Comme des mouches. Et je ferai cent ans. Inconnu au bataillon. Un jour, je me renseignerai. Nous écrirons en connaissance de cause. Jean-Jacques est apparenté au précédent. Il habite Issoudun. La mémoire n'a rien retenu de cet homme. Il est mort en duel, au fond du Berry. Car toutes les régions en ce temps-là vivaient. Il n'aura connu ni Sartre, ni Napoléon III. Il asiste aux mercredis de Mma Rabourdin (« Les Employés »).

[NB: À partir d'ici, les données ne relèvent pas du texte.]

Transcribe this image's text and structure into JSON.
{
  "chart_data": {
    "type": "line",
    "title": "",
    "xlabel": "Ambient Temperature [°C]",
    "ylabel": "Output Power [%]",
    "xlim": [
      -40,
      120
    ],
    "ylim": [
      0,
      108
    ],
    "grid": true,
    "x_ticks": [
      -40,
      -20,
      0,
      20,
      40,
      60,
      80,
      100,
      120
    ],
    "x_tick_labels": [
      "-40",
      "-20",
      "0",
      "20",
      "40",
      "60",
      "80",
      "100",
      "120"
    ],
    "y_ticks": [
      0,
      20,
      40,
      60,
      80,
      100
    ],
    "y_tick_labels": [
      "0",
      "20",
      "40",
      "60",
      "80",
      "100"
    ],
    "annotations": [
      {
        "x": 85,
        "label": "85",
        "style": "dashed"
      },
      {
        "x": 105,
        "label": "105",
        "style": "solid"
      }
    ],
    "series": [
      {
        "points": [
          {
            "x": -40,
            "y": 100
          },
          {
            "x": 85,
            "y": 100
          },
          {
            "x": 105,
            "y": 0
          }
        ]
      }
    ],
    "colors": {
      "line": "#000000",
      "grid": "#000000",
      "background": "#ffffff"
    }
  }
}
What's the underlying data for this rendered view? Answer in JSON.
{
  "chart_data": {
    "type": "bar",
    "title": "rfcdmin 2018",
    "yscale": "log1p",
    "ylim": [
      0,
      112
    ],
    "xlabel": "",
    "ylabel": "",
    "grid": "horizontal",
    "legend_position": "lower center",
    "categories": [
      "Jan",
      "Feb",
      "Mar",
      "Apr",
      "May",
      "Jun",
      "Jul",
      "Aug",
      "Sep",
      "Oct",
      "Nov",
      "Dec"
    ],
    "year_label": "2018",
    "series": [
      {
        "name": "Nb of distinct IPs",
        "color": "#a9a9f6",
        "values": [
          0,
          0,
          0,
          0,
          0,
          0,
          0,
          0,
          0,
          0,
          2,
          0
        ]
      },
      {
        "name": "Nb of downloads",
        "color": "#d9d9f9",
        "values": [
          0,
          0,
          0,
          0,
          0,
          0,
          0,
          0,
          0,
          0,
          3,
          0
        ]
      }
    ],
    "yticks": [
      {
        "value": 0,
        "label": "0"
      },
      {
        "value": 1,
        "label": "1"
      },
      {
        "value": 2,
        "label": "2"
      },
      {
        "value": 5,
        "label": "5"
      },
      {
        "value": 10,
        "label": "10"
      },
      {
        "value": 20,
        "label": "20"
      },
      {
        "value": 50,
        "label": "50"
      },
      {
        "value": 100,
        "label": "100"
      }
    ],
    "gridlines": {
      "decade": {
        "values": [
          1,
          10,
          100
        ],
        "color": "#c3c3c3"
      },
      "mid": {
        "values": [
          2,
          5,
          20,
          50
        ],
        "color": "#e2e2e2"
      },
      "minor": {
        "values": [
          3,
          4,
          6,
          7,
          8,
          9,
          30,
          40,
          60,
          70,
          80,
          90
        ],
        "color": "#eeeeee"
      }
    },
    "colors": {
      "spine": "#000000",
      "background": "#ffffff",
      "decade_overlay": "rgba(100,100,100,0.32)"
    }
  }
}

Plus aucun souvenir de ces « employés ». Le nom de « Rabourdin » renvoie aux vieux patronymes de paysans, et laisse augurer de cette vie sociale émouvante, où les femmes « tenaient salon », se laissaient courtiser, malgré leur nom de famille : nous pensons à la Muse d'Angoulême, Mme Bargeton. Rubempré lui-même s'appelais Chardon. Balzac, Balssa, avec deux s. Un arriviste, comme ses personnages. Frère d'Agathe Bridau, oncle de Philippe et Joseph Bridau. Un état civil en effet, mais aussi de longues allées de cimetière : quelques indications sur une dalle, dans une rubrique nécrologique. Même ces indications familiales n'éveillent aucun écho chez le lecteur des années passées. Il est le fils du docteur Rouget. Donc, d'une condition sociale primordiale en une petite ville comme Issoudun. Depuis les Guerres Révolutionnaires et de l'Empire, la médecine a fait des progrès : il ne s'agit plus simplement d'amputer, de cautériser au fer rouge.

 

Ni de saigner. Le médecin, Benassis par exemple, peut philanthroper dans son canton, à l'instar de Voltaire, bienfaiteur du pays de Gex. « Les médecins dans la littérature du XIXe siècle » : cela doit exister. Y compris Bovary bien sûr, et jusqu'au médecin de campagne de Boulgakhov. Fils et fille de médecin : cela implique de belles unions, pour s'élever. C'est un grand niais. Voilà plusieurs fois que cette affirmation ponctue ces brèves chroniques biographiques. Cela heurte : comment décider que tel est un sot, tel autre intelligent ? Balzac typifie : pour lui, comme pour La Bruyère, il existe des étiquettes et des bocaux. De nos jours, nous sommes bien plus malins ; nous savons que la sottise parfois nous traverse, parfois nous délaisse. Nous savons que seules les circonstances (ou nous croyons le savoir) déterminent l'idiot ou le génie. Mais nous sommes pourtant perçus comme tels ou tels, de l'extérieur. Le roman permet de classifier, de simplifier, mais non de schématiser : en 1816 il reçoit chez lui Maxence Gilet. N'est-ce pas celui qui mourut en duel, inspirant le Gilardi de Stendhal ? Le fils Rouget peut donc resssentir de l'amitié, appliquer les règles spontanées de l'hospitalité. Comment, pourquoi reçut-il ce jeune homme ? N'était-ce pas la nuit de son duel ? Vers 1820 il vit en cocubinage (lapsus) avec Flore Brazier à Issoudun. Capable d'amitié, capable d'amour, aussi.